Sunday 14 November 2010

Back to Basics

Greengrocers in Southwold, Suffolk in 1949
Once upon a time, not so long ago, eating was a simple affair.  We bought food from small independent shops like butchers, bakers, fishmongers and greengrocers and made meals from scratch using basic ingredients.  We learned the principles of eating - how much, what and when - from our elders. Those early experiences usually stayed with us for the rest of our lives. 

However, food is no longer that simple, is it?  In the past fifty years or so, supermarkets have transformed the way we buy and prepare food and they now probably influence our eating more than our mothers ever did!  The choice of what's available is bewildering and whilst raw ingredients still have their place, it's the growth of food products that has changed everything.
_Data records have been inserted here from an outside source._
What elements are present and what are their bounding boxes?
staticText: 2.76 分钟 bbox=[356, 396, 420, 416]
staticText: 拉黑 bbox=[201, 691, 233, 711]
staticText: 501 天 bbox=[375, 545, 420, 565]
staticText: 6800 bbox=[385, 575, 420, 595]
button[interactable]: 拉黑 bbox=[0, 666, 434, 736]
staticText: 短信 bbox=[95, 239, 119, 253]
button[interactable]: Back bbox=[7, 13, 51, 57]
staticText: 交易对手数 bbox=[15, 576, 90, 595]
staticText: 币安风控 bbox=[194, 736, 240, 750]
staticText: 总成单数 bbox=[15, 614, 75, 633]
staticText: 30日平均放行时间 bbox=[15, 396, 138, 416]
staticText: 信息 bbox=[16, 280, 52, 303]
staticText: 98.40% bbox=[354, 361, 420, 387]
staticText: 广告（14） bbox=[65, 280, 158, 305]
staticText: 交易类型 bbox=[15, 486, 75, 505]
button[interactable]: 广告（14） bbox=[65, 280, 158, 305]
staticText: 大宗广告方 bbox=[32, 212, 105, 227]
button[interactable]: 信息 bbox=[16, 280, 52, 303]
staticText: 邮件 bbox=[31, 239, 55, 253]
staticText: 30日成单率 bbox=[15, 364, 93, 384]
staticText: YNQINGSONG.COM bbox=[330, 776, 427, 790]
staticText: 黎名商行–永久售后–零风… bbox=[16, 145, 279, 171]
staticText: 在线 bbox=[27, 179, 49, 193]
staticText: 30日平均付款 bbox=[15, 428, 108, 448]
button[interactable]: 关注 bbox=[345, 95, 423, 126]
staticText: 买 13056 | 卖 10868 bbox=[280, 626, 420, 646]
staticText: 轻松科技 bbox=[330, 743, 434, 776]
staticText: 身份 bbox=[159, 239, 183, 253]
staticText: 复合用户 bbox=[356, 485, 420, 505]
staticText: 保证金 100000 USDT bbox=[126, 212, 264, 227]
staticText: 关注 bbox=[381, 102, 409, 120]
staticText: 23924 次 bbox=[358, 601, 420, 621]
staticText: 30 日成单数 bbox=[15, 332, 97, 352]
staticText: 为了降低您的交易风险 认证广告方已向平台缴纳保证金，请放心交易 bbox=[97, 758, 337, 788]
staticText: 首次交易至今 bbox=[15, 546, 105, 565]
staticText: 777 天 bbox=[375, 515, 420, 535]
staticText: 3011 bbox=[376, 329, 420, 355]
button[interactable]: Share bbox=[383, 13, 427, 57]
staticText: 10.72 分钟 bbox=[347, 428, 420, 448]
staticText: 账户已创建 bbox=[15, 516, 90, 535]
You only have to look at the allocation of space to know what supermarkets sell most of.  Crisps, snacks, biscuits, confectionary, cakes, meat products, dairy, frozen meals, carbonated drinks, desserts, sauces, etc. fill the aisles.  An ever-increasing choice of food products, carefully arranged to tempt the shopper with easy options for family or single meals and any number of "bogof" offers to make us buy more.

When commercial TV was launched in 1955, advertising slogans and jingles soon had us trained and buying well-known brands. Eating was no longer just about food, it was about selling and the big supermarkets became experts at understanding consumer needs.  A century ago, who could have predicted that much of the world's food supply would end up in the hands of a few all-powerful global corporations?

Meanwhile, health problems related to eating have increased so dramatically that products claiming to offer health benefits are big business too.  When it comes to knowing what to eat to stay well, we're bombarded from all sides with nutritional values, wonder foods and the latest diet guaranteed to lose those excess pounds!

Maybe it's because I got interested in health a long time ago, giving up meat and dairy way back in the early 1980's, but much of what's happened in the past 30 years seems to have passed me by.  I buy few processed foods from the supermarket, I grow fruit and vegetables on my organic plot and I get great pleasure from creating meals from scratch using low cost, natural ingredients.  

To me, choosing what to eat has everything to do with the impact it has on my physical health.  Staying well is more than just a priority; it's a way of life that doesn't require any effort or discipline.  It's just a simple decision to eat food that does my body, mind and soul good.

It seems to me that food isn't just about food any more, it's about the array of food products that now take the spotlight.  Call me old-fashioned but I prefer to stick to the basics. That way I know what I'm eating,  the real thing!